In order to validate our hypothesis, we examined whether the APRI and FIB-4 were predictive of LTF survival in our external cohort. This confirmed the trend of higher mortality rates in the patients with baseline APRI ≥ 1 (Supplementary Figure S1A, 24-month mortality, logrank HR = 1.779, 95% CI 1.038–3.050, p = 0.044), as well as the patients with FIB-4 ≥ 3.25 (Supplementary Figure S1B, 24-month mortality, logrank HR = 1.267, 95% CI 0.701–2.291, p = 0.457).
A MELD score of higher than 13 points has been reported to be associated with a higher risk of complications after invasive interventions and lower survival rates [19]. In our cohort, a MELD score of higher than 13 was also predictive of long-term mortality, but not for short-term mortality (Figure 2F, 3-month mortality, logrank HR = 2.656, 95% CI 0.993–7.108, p = 0.059; 24-month mortality, logrank HR = 2.051, CI 1.149–3.661, p = 0.013).
We adjusted the cohorts for the parameters, which were significant in the univariate analyses and performed multivariate regression analyses. As reported in previous studies, in addition to the MELD score, increased CRP values correlated with increased mortality risk shortly after TIPS insertion (Table 3). However, FIB-4 but not APRI and MELD score, remained an independent factor in long-term mortality (Table 3, logrank HR = 1.389, p = 0.001).
3.4. Liver-Related Event Incidence during Follow-Up
Additionally, we analyzed the incidence of liver-related events during the follow-up period. The patients who suffered from liver-related complications after TIPS insertion had higher baseline MELD scores and more frequent episodes of SPB before TIPS. The baseline biochemical parameters were not significantly different between the two groups, while the serum protein levels were lower in the group of patients who experienced an event (Table 4).
Similarly, the patients with a FIB-4 ≥ 3.25 experienced significantly more liver-related events 24 months after TIPS insertion (Figure 3E, logrank HR = 2.404, 95% CI 1.434–4.028, p = 0.001). The presence of HRS in the history was also a risk factor for events (Figure 3A, logrank HR = 2.121, 95% CI 1.265–3.557, p = 0.005). A baseline MELD score greater 13 points was a discriminative factor for event incidence (Figure 3F, logrank HR = 1.755, 95% CI 1.031–2.988, p = 0.037).
After the adjustment in the multivariate analysis, the baseline FIB-4 was still associated with an increased risk of experiencing a liver-related event during the follow-up period (Supplementary Table S2).
4. Discussion
This retrospective observational study followed a homogenous and well-characterized cohort of 136 patients with liver cirrhosis, who received TIPS by experienced interventional radiologists, as well as a validation cohort of 187 patients. We suggest that the simple and well-established scores, FIB-4 and APRI, could be useful to identify patients with a higher risk of experiencing liver-related complications and mortality after TIPS insertion.
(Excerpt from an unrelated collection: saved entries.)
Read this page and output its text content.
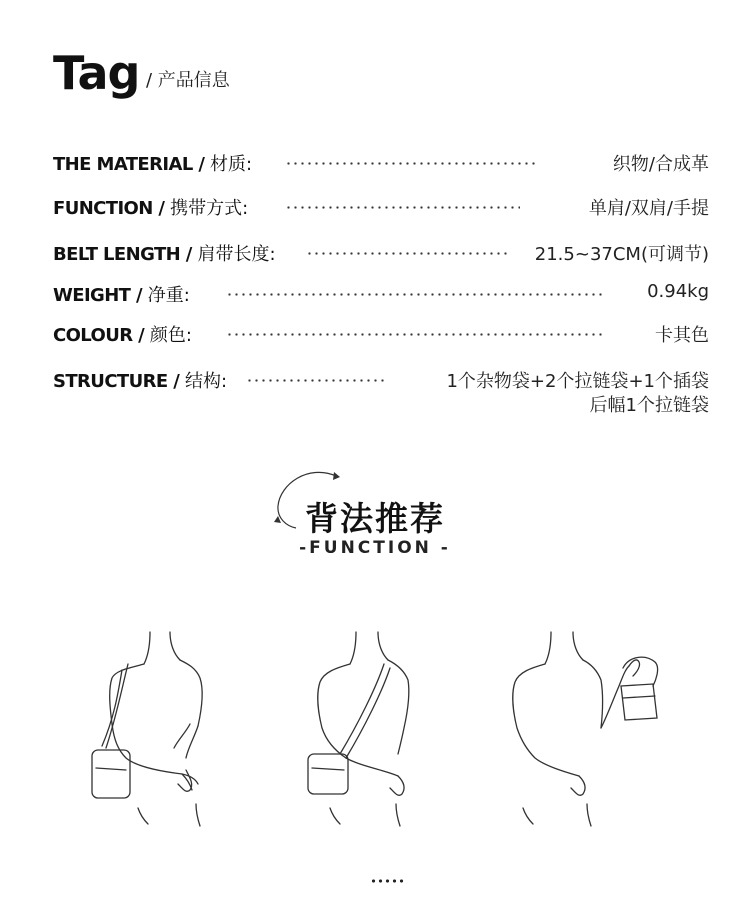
Tag / 产品信息
THE MATERIAL / 材质:	织物/合成革
FUNCTION / 携带方式:	单肩/双肩/手提
BELT LENGTH / 肩带长度:	21.5~37CM(可调节)
WEIGHT / 净重:	0.94kg
COLOUR / 颜色:	卡其色
STRUCTURE / 结构:	1个杂物袋+2个拉链袋+1个插袋
后幅1个拉链袋
背法推荐
-FUNCTION -
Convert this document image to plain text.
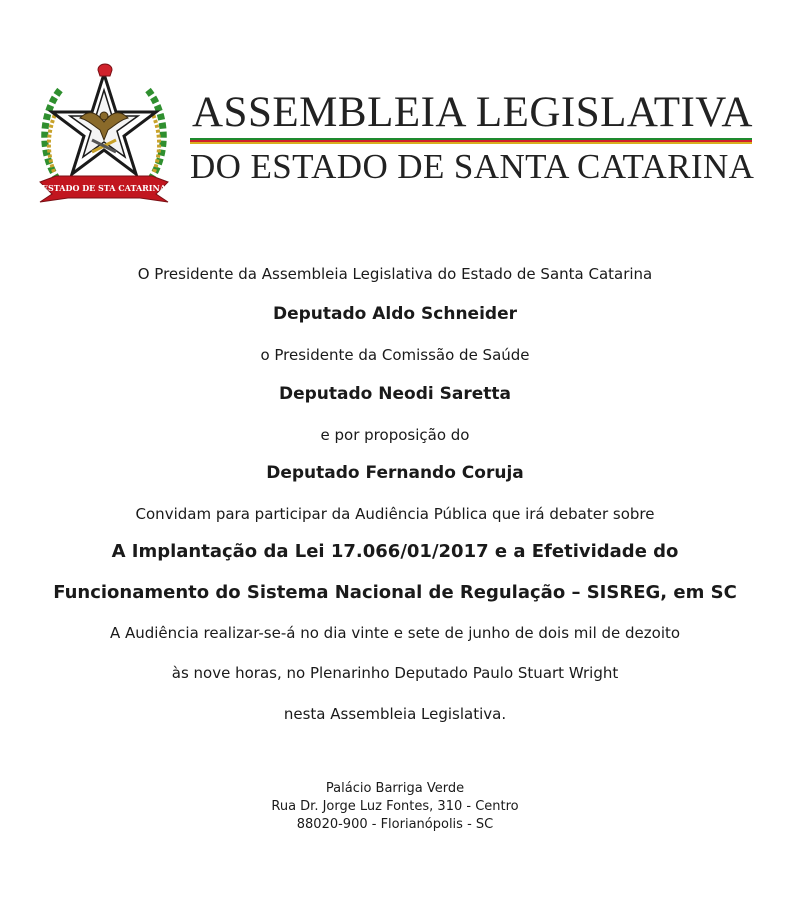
ESTADO DE STA CATARINA
ASSEMBLEIA LEGISLATIVA
DO ESTADO DE SANTA CATARINA
O Presidente da Assembleia Legislativa do Estado de Santa Catarina
Deputado Aldo Schneider
o Presidente da Comissão de Saúde
Deputado Neodi Saretta
e por proposição do
Deputado Fernando Coruja
Convidam para participar da Audiência Pública que irá debater sobre
A Implantação da Lei 17.066/01/2017 e a Efetividade do
Funcionamento do Sistema Nacional de Regulação – SISREG, em SC
A Audiência realizar-se-á no dia vinte e sete de junho de dois mil de dezoito
às nove horas, no Plenarinho Deputado Paulo Stuart Wright
nesta Assembleia Legislativa.
Palácio Barriga Verde
Rua Dr. Jorge Luz Fontes, 310 - Centro
88020-900 - Florianópolis - SC
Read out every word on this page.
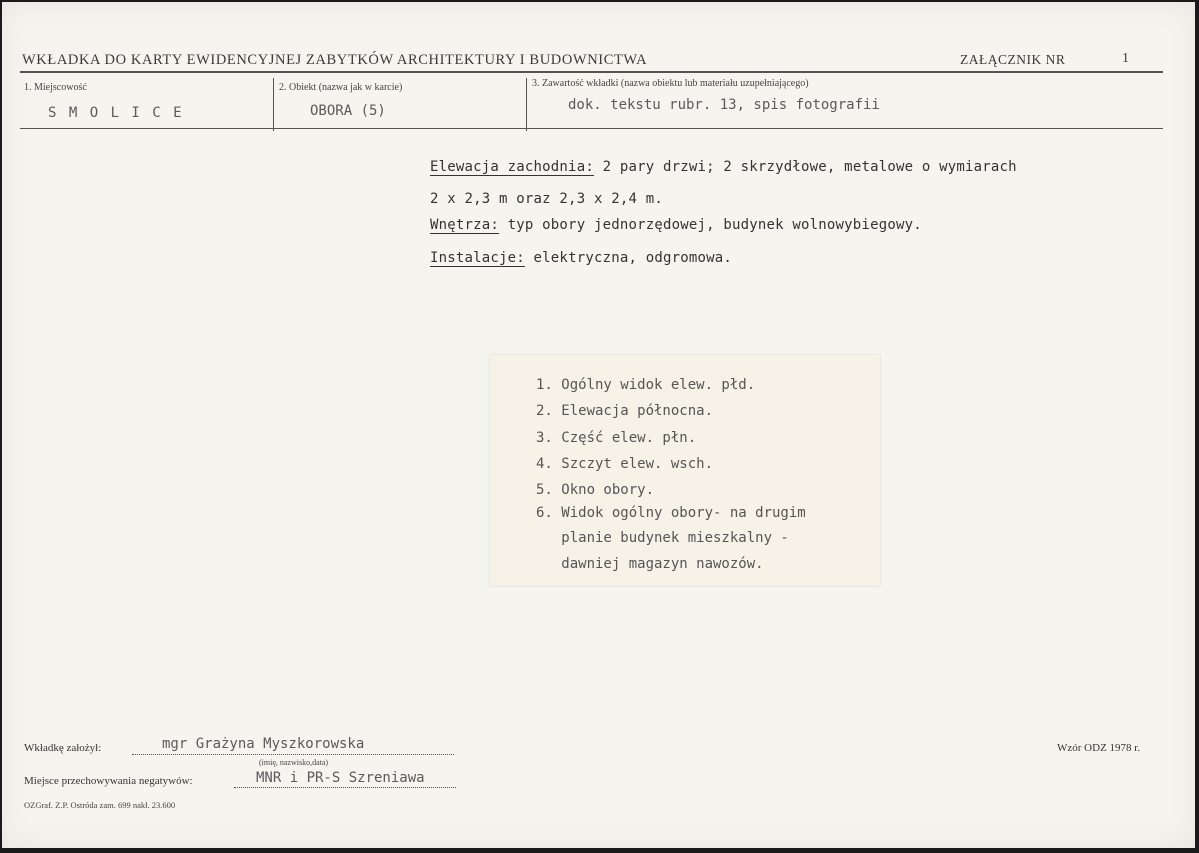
WKŁADKA DO KARTY EWIDENCYJNEJ ZABYTKÓW ARCHITEKTURY I BUDOWNICTWA	ZAŁĄCZNIK NR	1
1. Miejscowość
S M O L I C E
2. Obiekt (nazwa jak w karcie)
OBORA (5)
3. Zawartość wkładki (nazwa obiektu lub materiału uzupełniającego)
dok. tekstu rubr. 13, spis fotografii
Elewacja zachodnia: 2 pary drzwi; 2 skrzydłowe, metalowe o wymiarach
2 x 2,3 m oraz 2,3 x 2,4 m.
Wnętrza: typ obory jednorzędowej, budynek wolnowybiegowy.
Instalacje: elektryczna, odgromowa.
1. Ogólny widok elew. płd.
2. Elewacja północna.
3. Część elew. płn.
4. Szczyt elew. wsch.
5. Okno obory.
6. Widok ogólny obory- na drugim
planie budynek mieszkalny -
dawniej magazyn nawozów.
Wkładkę założył:	mgr Grażyna Myszkorowska
(imię, nazwisko,data)
Miejsce przechowywania negatywów:	MNR i PR-S Szreniawa
Wzór ODZ 1978 r.
OZGraf. Z.P. Ostróda zam. 699 nakł. 23.600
Liver-related complications in patients with cirrhosis are associated with high mortality. TIPS insertion reduces portal hypertension and has been shown to improve survival, both in patients receiving TIPS due to variceal bleeding [20] and in those with refractory ascites [5,21]. However, careful pre-selection and the experience of the center are important, since major complications may occur after TIPS insertion, including hepatic encephalopathy, liver function deterioration and/or death [8]. TIPS insertion is not recommended for patients with advanced liver cirrhosis disease, as defined by bilirubin levels > 3 mg/dL, lower platelet count and/or hepatic encephalopathy higher than grade 2 [22].
Several previous studies identified the MELD score and the cause of liver cirrhosis as predictive factors for outcomes after TIPS insertion [12,23,24,25]. In recent years, the use of smaller-caliber stents has led to reduced episodes of hepatic encephalopathy [26] and liver decompensation [27,28]. However, simple prognostic factors predicting short-term as well as long-term mortality after TIPS insertion to guide patient selection are not well established. Here we hypothesized that well-established scores the reflect portal hypertension and biochemical liver disease activity, such as FIB-4 and APRI, could have prognostic value for survival and event incidence after TIPS insertion.
FIB-4 and APRI were validated as non-invasive tools for liver fibrosis assessment in a variety of chronic liver diseases, including viral hepatitis, NASH and alcoholic cirrhosis [29,30,31,32]. Both scores consider platelet levels as markers of portal hypertension and AST and/or ALT levels as indicators of inflammatory disease activity.
In most TIPS cases, short-term mortality results from acute liver function deterioration and hemodynamic decompensation as fragile liver cirrhosis patients lack compensating mechanisms. Our study supports the hypothesis that systemic inflammation is a major risk factor for fatal outcomes in decompensated liver cirrhosis. Elevated C-reactive protein levels over a threshold of 1.5 mg/dL were highly predictive of short-term mortality in a time window of 30–90 days post-intervention, even in the absence of infection or a requirement for antibiotic therapy. Our findings support already published data, which explore the correlation between C-reactive protein, portal hypertension and mortality [33,34,35].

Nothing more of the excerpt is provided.